CatEconSum$`Property Damage` <- CatEconSum$`Property Damage`/1000000000
CatEconSum$`Crop Damage` <- CatEconSum$`Crop Damage`/1000000000
CatEconSum$`Total Damage` <- CatEconSum$`Total Damage`/1000000000
kable(CatEconSum,
      caption = "Summary of Economic Damages, by Category")

Summary of Economic Damages, by Category
CATEGORY	Property Damage	Crop Damage	Total Damage
FLOOD	167.366829	12.3470691	179.71390
HURRICANE	93.072538	6.2110138	99.28355
TORNADO	56.993099	0.4149613	57.40806
SURGE	47.965224	0.0008550	47.96608
SNOW	12.699465	8.5572980	21.25676
HAIL	17.619992	3.1142128	20.73420
WIND	15.802228	1.9564790	17.75871
DROUGHT	1.046306	13.9726218	15.01893
FIRE	8.501629	0.4032816	8.90491
OTHER	6.251340	2.1263994	8.37774

A column chart can be made to show the how the totals relate and how much the property and crop components contribute to the total.

CatEconSum %>%
    select(CATEGORY:`Crop Damage`) %>%
    gather(key = `Damage Type`, value = `Amount`, -CATEGORY) %>%
    ggplot() +
    geom_col(mapping = aes(x = fct_reorder(CATEGORY, `Amount`),
                           y = `Amount`,
                           fill = `Damage Type`)) +
    coord_flip() +
    labs(y = "Cost of Damages (Billions $)",
         x = "",
         title = "Cost of Damages of Extreme Weather Events",
         subtitle = "U.S. NOAA Storm Database (1950-2011)",
         fill = "Damage Type") +
    theme_bw() +
    guides(fill=guide_legend(title = NULL)) +
    theme(legend.justification=c(1,0), legend.position=c(0.9,0.1))

Acknowledgments

The following page has a data dictionary was useful in determining the column types for the initial loading of the data.

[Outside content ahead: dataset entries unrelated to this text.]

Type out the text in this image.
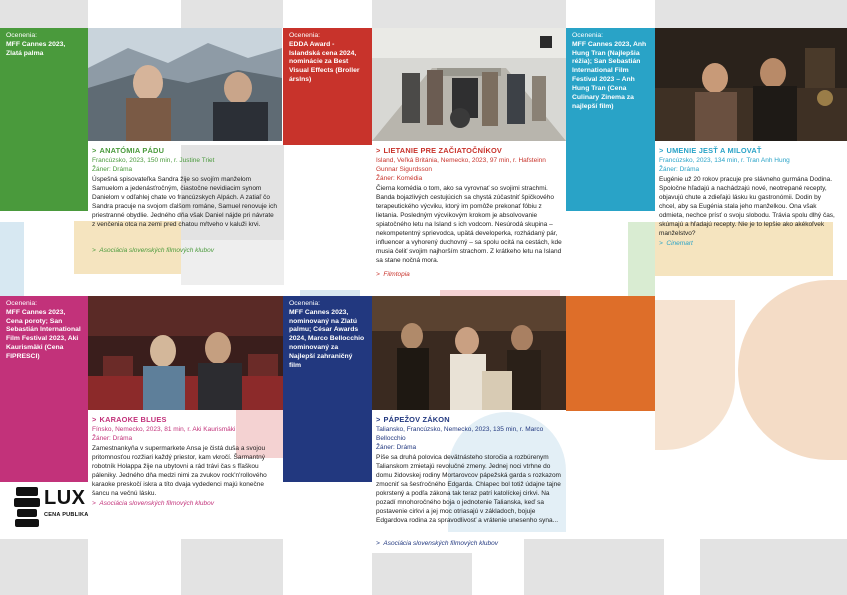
Ocenenia:
MFF Cannes 2023, Zlatá palma
> ANATÓMIA PÁDU
Francúzsko, 2023, 150 min, r. Justine Triet
Žáner: Dráma
Úspešná spisovateľka Sandra žije so svojím manželom Samuelom a jedenásťročným, čiastočne nevidiacim synom Danielom v odľahlej chate vo francúzskych Alpách. A zatiaľ čo Sandra pracuje na svojom ďalšom románe, Samuel renovuje ich priestranné obydlie. Jedného dňa však Daniel nájde pri návrate z venčenia otca na zemi pred chatou mŕtveho v kaluži krvi.
>  Asociácia slovenských filmových klubov
Ocenenia:
EDDA Award - Islandská cena 2024, nominácie za Best Visual Effects (Broller árslns)
> LIETANIE PRE ZAČIATOČNÍKOV
Island, Veľká Británia, Nemecko, 2023, 97 min, r. Hafsteinn Gunnar Sigurdsson
Žáner: Komédia
Čierna komédia o tom, ako sa vyrovnať so svojimi strachmi. Banda bojazlivých cestujúcich sa chystá zúčastniť špičkového terapeutického výcviku, ktorý im pomôže prekonať fóbiu z lietania. Posledným výcvikovým krokom je absolvovanie spiatočného letu na Island s ich vodcom. Nesúrodá skupina – nekompetentný sprievodca, upätá developerka, rozhádaný pár, influencer a vyhorený duchovný – sa spolu ocitá na cestách, kde musia čeliť svojim najhorším strachom. Z krátkeho letu na Island sa stane nočná mora.
>  Filmtopia
Ocenenia:
MFF Cannes 2023, Anh Hung Tran (Najlepšia réžia); San Sebastián International Film Festival 2023 – Anh Hung Tran (Cena Culinary Zinema za najlepší film)
> UMENIE JESŤ A MILOVAŤ
Francúzsko, 2023, 134 min, r. Tran Anh Hung
Žáner: Dráma
Eugénie už 20 rokov pracuje pre slávneho gurmána Dodina. Spoločne hľadajú a nachádzajú nové, neotrepané recepty, objavujú chute a zdieľajú lásku ku gastronómii. Dodin by chcel, aby sa Eugénia stala jeho manželkou. Ona však odmieta, nechce prísť o svoju slobodu. Trávia spolu dlhý čas, skúmajú a hľadajú recepty. Nie je to lepšie ako akékoľvek manželstvo?
>  Cinemart
Ocenenia:
MFF Cannes 2023, Cena poroty; San Sebastián International Film Festival 2023, Aki Kaurismäki (Cena FIPRESCI)
> KARAOKE BLUES
Fínsko, Nemecko, 2023, 81 min, r. Aki Kaurismäki
Žáner: Dráma
Zamestnankyňa v supermarkete Ansa je čistá duša a svojou pritomnosťou rozžiari každý priestor, kam vkročí. Šarmantný robotník Holappa žije na ubytovni a rád trávi čas s fľaškou páleniky. Jedného dňa medzi nimi za zvukov rock'n'rollového karaoke preskočí iskra a títo dvaja vydedenci majú konečne šancu na večnú lásku.
>  Asociácia slovenských filmových klubov
Ocenenia:
MFF Cannes 2023, nominovaný na Zlatú palmu; César Awards 2024, Marco Bellocchio nominovaný za Najlepší zahraničný film
> PÁPEŽOV ZÁKON
Taliansko, Francúzsko, Nemecko, 2023, 135 min, r. Marco Bellocchio
Žáner: Dráma
Píše sa druhá polovica devätnásteho storočia a rozbúrenym Talianskom zmietajú revolučné zmeny. Jednej noci vtrhne do domu židovskej rodiny Mortarovcov pápežská garda s rozkazom zmocniť sa šesťročného Edgarda. Chlapec bol totiž údajne tajne pokrstený a podľa zákona tak teraz patrí katolíckej cirkvi. Na pozadí mnohoročného boja o jednotenie Talianska, keď sa postavenie cirkvi a jej moc otriasajú v základoch, bojuje Edgardova rodina za spravodlivosť a vrátenie unesenho syna...
>  Asociácia slovenských filmových klubov
LUX
CENA PUBLIKA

http://rstudio-pubs-static.s3.amazonaws.com/23028_821a9591f7de4289a21c4ec8a41604c3.html

As stated above, the following website has a useful analysis of the meanings of the exponent values for the damages in this dataset.

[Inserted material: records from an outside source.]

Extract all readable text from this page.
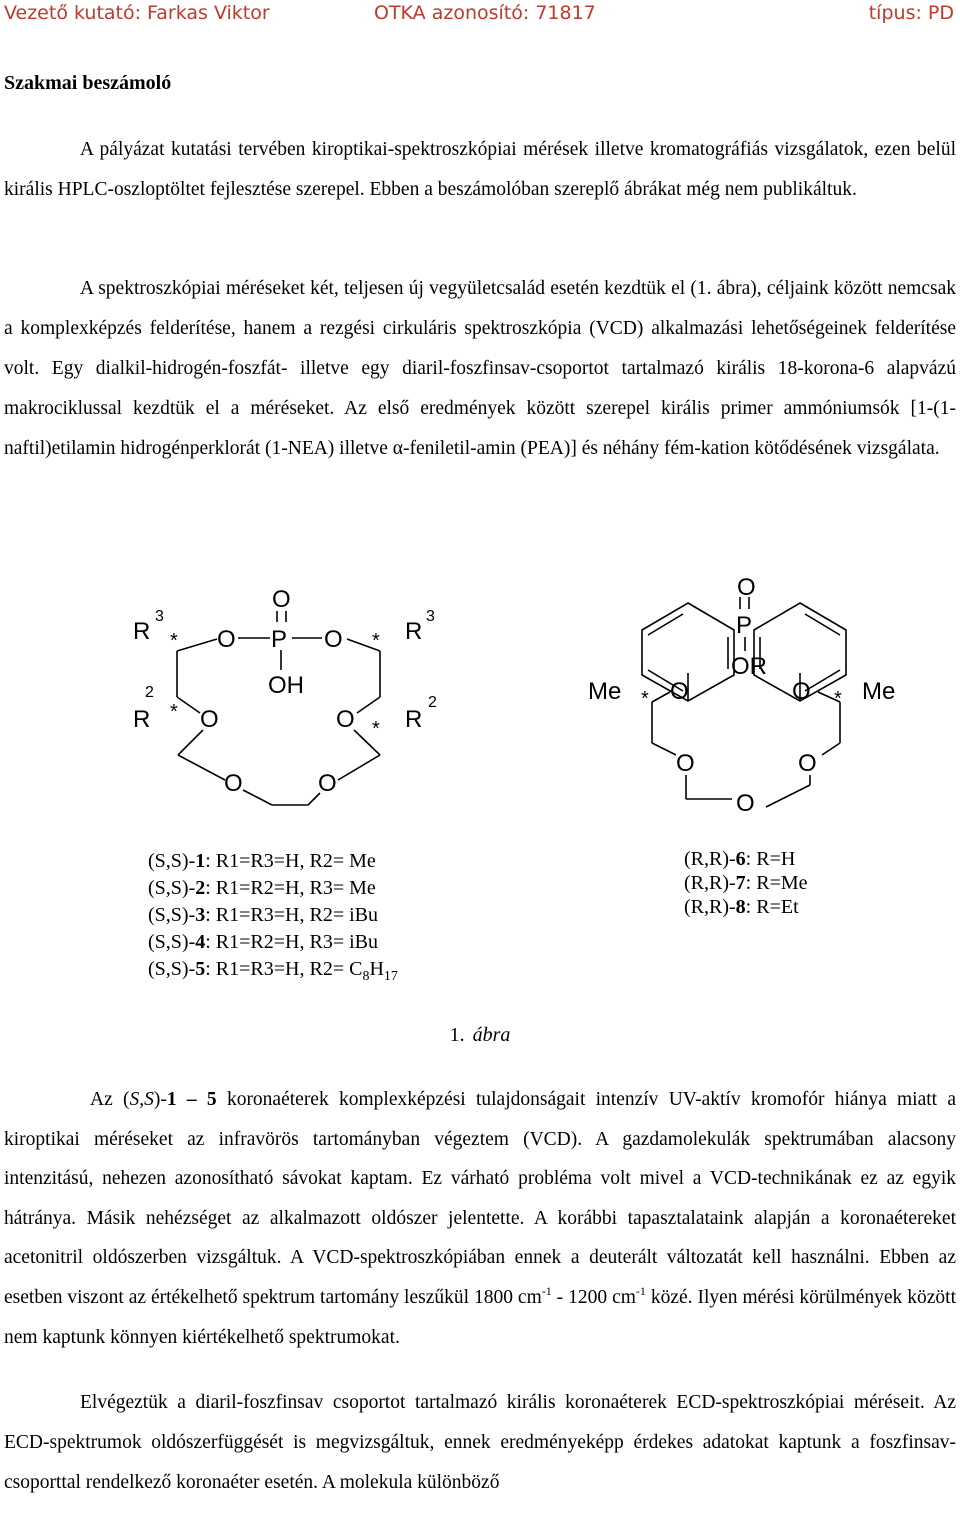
Vezető kutató: Farkas Viktor	OTKA azonosító: 71817	típus: PD
Szakmai beszámoló
A pályázat kutatási tervében kiroptikai-spektroszkópiai mérések illetve kromatográfiás vizsgálatok, ezen belül királis HPLC-oszloptöltet fejlesztése szerepel. Ebben a beszámolóban szereplő ábrákat még nem publikáltuk.
A spektroszkópiai méréseket két, teljesen új vegyületcsalád esetén kezdtük el (1. ábra), céljaink között nemcsak a komplexképzés felderítése, hanem a rezgési cirkuláris spektroszkópia (VCD) alkalmazási lehetőségeinek felderítése volt. Egy dialkil-hidrogén-foszfát- illetve egy diaril-foszfinsav-csoportot tartalmazó királis 18-korona-6 alapvázú makrociklussal kezdtük el a méréseket. Az első eredmények között szerepel királis primer ammóniumsók [1-(1-naftil)etilamin hidrogénperklorát (1-NEA) illetve α-feniletil-amin (PEA)] és néhány fém-kation kötődésének vizsgálata.
O
P
O	O
OH
R
3
*
R
2
* O
R
3
*
R
2
*
O
O	O
O
P
OR
Me * O	O * Me
O	O
O
(S,S)-1: R1=R3=H, R2= Me
(S,S)-2: R1=R2=H, R3= Me
(S,S)-3: R1=R3=H, R2= iBu
(S,S)-4: R1=R2=H, R3= iBu
(S,S)-5: R1=R3=H, $R2= C_8H_{17}$
(R,R)-6: R=H
(R,R)-7: R=Me
(R,R)-8: R=Et
1. ábra
Az (S,S)-1 – 5 koronaéterek komplexképzési tulajdonságait intenzív UV-aktív kromofór hiánya miatt a kiroptikai méréseket az infravörös tartományban végeztem (VCD). A gazdamolekulák spektrumában alacsony intenzitású, nehezen azonosítható sávokat kaptam. Ez várható probléma volt mivel a VCD-technikának ez az egyik hátránya. Másik nehézséget az alkalmazott oldószer jelentette. A korábbi tapasztalataink alapján a koronaétereket acetonitril oldószerben vizsgáltuk. A VCD-spektroszkópiában ennek a deuterált változatát kell használni. Ebben az esetben viszont az értékelhető spektrum tartomány leszűkül 1800 $cm^{-1} - 1200$ $cm^{-1}$ közé. Ilyen mérési körülmények között nem kaptunk könnyen kiértékelhető spektrumokat.
Elvégeztük a diaril-foszfinsav csoportot tartalmazó királis koronaéterek ECD-spektroszkópiai méréseit. Az ECD-spektrumok oldószerfüggését is megvizsgáltuk, ennek eredményeképp érdekes adatokat kaptunk a foszfinsav-csoporttal rendelkező koronaéter esetén. A molekula különböző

https://rpubs.com/flyingdisc/PROPDMGEXP

Appendix

Selection criteria for grouping

Choosing the groups was done manually. From Table 1 it was clear that there were name-based issues, so terms like “heat”, “flood” and “wind” looked like they should catch multiple top 10 events. After using mutate to add the logical columns for the search terms, those terms were used to exclude “found” rows.

EventExample <- EventSummary %>%
    mutate(WIND      = grepl("WIND", EVTYPE),
           HEAT      = grepl("HEAT", EVTYPE),
           FLOOD     = grepl("FLOOD", EVTYPE))
subEvent <- EventExample[!(EventExample$WIND|
                           EventExample$HEAT|
                           EventExample$FLOOD),] %>%
    arrange(desc(Event.F))
kable(subEvent[1:10,1:8])

EVTYPE	Event.Count	Event.F	Event.I	Event.T	Event.r.F	Event.r.I	Event.r.T
TORNADO	60652	5633	91346	96979	0.0929	1.51	1.6
LIGHTNING	15755	816	5230	6046	0.0518	0.332	0.384
RIP CURRENT	470	368	232	600	0.783	0.494	1.28
AVALANCHE	386	224	170	394	0.58	0.44	1.02
WINTER STORM	11433	206	1321	1527	0.018	0.116	0.134
RIP CURRENTS	304	204	297	501	0.671	0.977	1.65
EXTREME COLD	655	160	231	391	0.244	0.353	0.597
HEAVY SNOW	15708	127	1021	1148	0.00809	0.065	0.0731
BLIZZARD	2719	101	805	906	0.0371	0.296	0.333
HIGH SURF	725	101	152	253	0.139	0.21	0.349

This was continued until most outcomes were accounted for.